Rio - Neste Carnaval, quero baile à fantasia e a loucura insaciada dos que desfilam em blocos seus desejos irrefreáveis. Arrancarei do coração uma por uma de minhas máscaras: do cínico, do farsante e do pusilânime.

Cantarei marchinhas no coro dos anjos e clamarei em altos brados todos os efes da fartura brasileira: fé, festa, feijão, farinha e futebol.

Segredarei à porta-estandarte o ritmo de minha respiração compassada e compassiva. Desatolado de todas as alegorias, entrarei em meditação em pleno apogeu do recuo da bateria.

Cessado o burburinho das ruas, esmaecidas as luzes, adormecidos os foliões, atravessarei sozinho o Sambódromo e recolherei pelo chão as sombras das tristezas fantasiadas de júbilo, das lágrimas contidas no ritual do riso, das ilusões defraudadas pela realidade. Deixarei ali os retalhos dessa descomplacência que me atordoa o espírito, na esperança de que a magia do próximo desfile exiba, em solene pompa, essa represada voracidade amorosa.

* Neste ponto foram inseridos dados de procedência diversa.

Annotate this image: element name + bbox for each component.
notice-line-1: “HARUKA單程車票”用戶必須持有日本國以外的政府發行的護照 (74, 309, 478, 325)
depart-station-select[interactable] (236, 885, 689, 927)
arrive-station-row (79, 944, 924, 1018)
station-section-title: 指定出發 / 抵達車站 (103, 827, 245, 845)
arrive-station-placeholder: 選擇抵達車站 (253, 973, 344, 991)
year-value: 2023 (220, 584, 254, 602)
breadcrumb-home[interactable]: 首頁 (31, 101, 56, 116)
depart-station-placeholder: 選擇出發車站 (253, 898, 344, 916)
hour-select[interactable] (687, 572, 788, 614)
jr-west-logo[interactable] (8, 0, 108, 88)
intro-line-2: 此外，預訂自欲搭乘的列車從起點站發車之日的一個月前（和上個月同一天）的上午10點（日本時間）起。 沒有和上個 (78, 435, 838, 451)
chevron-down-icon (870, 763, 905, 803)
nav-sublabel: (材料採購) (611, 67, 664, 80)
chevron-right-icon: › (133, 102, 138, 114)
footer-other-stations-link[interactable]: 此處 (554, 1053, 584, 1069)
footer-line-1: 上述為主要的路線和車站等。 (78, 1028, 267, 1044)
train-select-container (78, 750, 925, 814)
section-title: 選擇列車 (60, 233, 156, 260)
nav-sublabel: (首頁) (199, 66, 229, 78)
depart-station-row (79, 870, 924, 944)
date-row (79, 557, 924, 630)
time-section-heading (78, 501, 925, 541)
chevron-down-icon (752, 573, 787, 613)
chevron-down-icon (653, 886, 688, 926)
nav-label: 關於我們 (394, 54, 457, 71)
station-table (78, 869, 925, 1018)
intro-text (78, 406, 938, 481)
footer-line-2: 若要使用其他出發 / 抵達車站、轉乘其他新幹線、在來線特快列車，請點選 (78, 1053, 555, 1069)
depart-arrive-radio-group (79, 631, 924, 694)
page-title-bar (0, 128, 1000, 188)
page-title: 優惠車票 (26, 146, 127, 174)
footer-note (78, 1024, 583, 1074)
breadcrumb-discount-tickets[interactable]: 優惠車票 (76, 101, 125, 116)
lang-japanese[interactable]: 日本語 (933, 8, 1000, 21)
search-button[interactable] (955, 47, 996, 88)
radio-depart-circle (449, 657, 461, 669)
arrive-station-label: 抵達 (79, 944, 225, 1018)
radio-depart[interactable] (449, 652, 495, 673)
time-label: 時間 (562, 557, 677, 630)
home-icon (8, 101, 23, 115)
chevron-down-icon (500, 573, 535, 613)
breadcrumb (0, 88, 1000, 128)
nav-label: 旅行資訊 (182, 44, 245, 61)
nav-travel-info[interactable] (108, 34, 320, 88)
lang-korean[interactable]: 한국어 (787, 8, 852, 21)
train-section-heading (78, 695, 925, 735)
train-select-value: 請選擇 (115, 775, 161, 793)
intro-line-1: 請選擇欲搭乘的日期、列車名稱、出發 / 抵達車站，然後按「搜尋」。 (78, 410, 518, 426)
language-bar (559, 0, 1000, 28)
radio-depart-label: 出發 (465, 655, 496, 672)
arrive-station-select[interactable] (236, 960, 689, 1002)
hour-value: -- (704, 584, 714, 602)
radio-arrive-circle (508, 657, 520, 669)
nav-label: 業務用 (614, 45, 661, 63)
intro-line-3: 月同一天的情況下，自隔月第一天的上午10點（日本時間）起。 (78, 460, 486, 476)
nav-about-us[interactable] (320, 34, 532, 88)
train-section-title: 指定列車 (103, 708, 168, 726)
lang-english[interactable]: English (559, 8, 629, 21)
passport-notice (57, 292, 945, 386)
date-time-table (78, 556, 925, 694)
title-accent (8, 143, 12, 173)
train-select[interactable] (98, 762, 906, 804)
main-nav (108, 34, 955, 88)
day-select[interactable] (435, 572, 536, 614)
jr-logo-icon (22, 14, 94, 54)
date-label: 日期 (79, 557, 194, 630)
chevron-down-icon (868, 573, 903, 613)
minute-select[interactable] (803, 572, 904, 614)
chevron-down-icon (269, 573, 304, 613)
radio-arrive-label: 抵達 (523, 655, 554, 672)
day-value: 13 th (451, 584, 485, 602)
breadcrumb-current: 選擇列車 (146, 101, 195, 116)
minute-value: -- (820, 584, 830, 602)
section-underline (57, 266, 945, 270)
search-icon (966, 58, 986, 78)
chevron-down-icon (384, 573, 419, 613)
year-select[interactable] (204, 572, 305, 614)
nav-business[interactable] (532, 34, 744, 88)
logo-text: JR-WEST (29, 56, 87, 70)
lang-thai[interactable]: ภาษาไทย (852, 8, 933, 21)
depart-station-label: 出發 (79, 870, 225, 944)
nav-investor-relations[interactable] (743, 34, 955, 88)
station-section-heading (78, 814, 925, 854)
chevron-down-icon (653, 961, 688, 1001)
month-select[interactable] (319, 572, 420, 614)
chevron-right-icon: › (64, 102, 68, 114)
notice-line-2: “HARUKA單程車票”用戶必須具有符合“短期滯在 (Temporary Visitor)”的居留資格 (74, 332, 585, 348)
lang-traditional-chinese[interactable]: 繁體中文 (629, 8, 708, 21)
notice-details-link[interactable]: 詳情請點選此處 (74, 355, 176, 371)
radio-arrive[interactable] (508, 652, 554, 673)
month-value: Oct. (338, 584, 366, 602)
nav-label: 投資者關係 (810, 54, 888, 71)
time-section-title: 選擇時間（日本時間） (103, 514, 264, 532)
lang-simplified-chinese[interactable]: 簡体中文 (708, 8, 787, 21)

Se por acaso cruzar com Momo, hei de sugerir que se aposente. Carnaval já não é a festa da comilança que empanturra o estômago. São olhos glutões a engolir, sôfregos, seios e bíceps e coxas e nádegas e braços e pernas, sedentos de reconhecimento, imprimindo ao espírito o fastio irremediável, tão enjoativo quanto a certeza de que, das cinzas da quarta-feira, a fênix da esbeltez não renasce.

Se a bateria prosseguir ressoando em meus ouvidos, apelarei a Orfeu para que me empreste a sua lira e me permita mergulhar nos mares subterrâneos do inconsciente. Aspiro pelo canto inebriador das musas e prefiro a agonia imponente do órgão e a suavidade feminina da harpa aos sons desconexos dessa parafernália que bem traduz minhas atribulações.

Carnaval é feito de momentos, e eu, de tormentos. Devo fugir para alguma ilha deserta, embarcado no mar revolto de meu plexo solar ou fingir na Avenida que os deuses do Olimpo vieram coroar-me?

Ah, quem dera pudesse eu trocar de humor a cada nova roupa, rasgar os mantos lúgubres que não me protegem do frio, acreditar nessa inversão de papéis que me conduz à apoteose exatamente quando o show é obrigado a cessar.

Sim, quero mais, quero um Carnaval que nunca cesse. E que o brilho do coração irradie tanta luz que traga aos meus olhos a cegueira para o transitório. Neste Carnaval, sejam ternas e eternas as minhas alegrias, distantes dos melindres fugidios, entregues às mais puras melodias, às mais inefáveis poesias.